Almost 60 countries have signed a global treaty that outlaws enforced disappearances and allows victims’ families the right to learn the truth about what happened after the pact – approved by the United Nations General Assembly last year – was officially opened for signature today.
The International Convention for the Protection of All Persons from Enforced Disappearances contains an absolute prohibition on the practice and calls on all States Parties to ensure that it is an offence under their domestic laws. Significantly, it deems any widespread or systematic practice of enforced disappearances to be a crime against humanity.
In a speech to today’s ceremony in Paris marking the opening for formal signatures, UN High Commissioner for Human Rights Louise Arbour said the task now is to make sure the treaty is implemented as soon as possible.
“Far from being a tragic relic of past ‘dirty wars,’ this shameful practice still persists in all continents. This treaty closes a glaring gap in international human rights law by making explicit the prohibition on disappearances,” Ms. Arbour said.
The treaty was adopted by the General Assembly on 20 December.

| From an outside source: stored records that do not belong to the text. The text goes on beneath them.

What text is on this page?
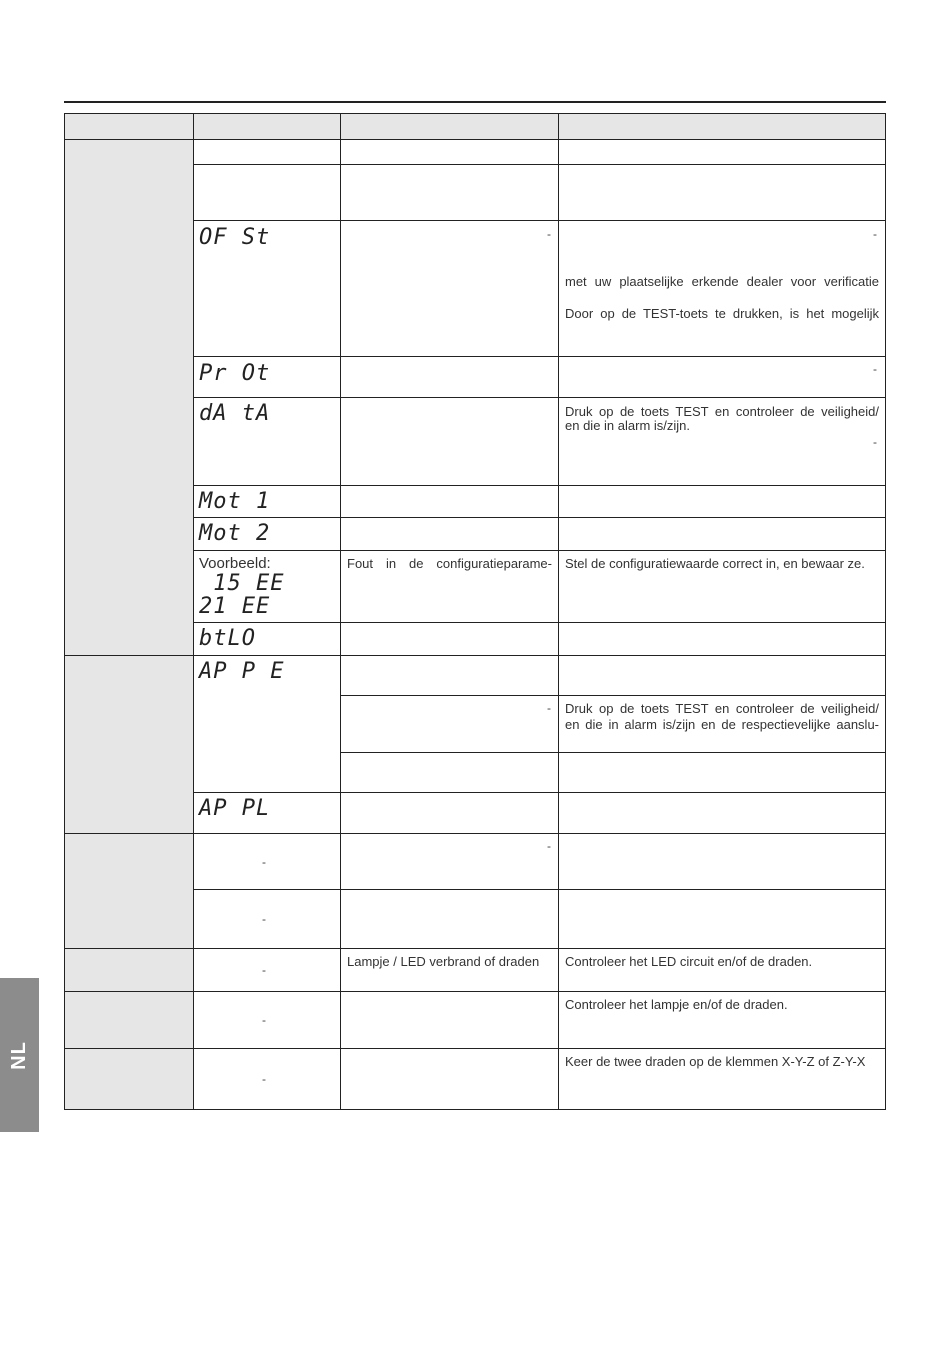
NL
OF St
Pr Ot
dA tA
Mot 1
Mot 2
Voorbeeld:
15 EE
21 EE
btLO
AP P E
AP PL
-	-
-
-
-
-
-
-
-
-
-
met uw plaatselijke erkende dealer voor verificatie
Door op de TEST-toets te drukken, is het mogelijk
Druk op de toets TEST en controleer de veiligheid/
en die in alarm is/zijn.
Fout in de configuratieparame- Stel de configuratiewaarde correct in, en bewaar ze.
Druk op de toets TEST en controleer de veiligheid/
en die in alarm is/zijn en de respectievelijke aanslu-
Lampje / LED verbrand of draden	Controleer het LED circuit en/of de draden.
Controleer het lampje en/of de draden.
Keer de twee draden op de klemmen X-Y-Z of Z-Y-X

It will enter into force once 20 countries have ratified it, a separate step to signature.
The convention affirms the right of victims – including families of those abducted – to know the truth about the circumstances of an enforced disappearance and the fate of the disappeared person and to claim reparation for the harm inflicted to them.
The treaty’s monitoring body will be entitled to receive requests for urgent action on individual cases, to conduct visits with the agreement of States parties concerned, and, in the situation of suspected widespread or systematic cases being practised in the territory under the jurisdiction of a State party, to urgently bring the matter before the General Assembly.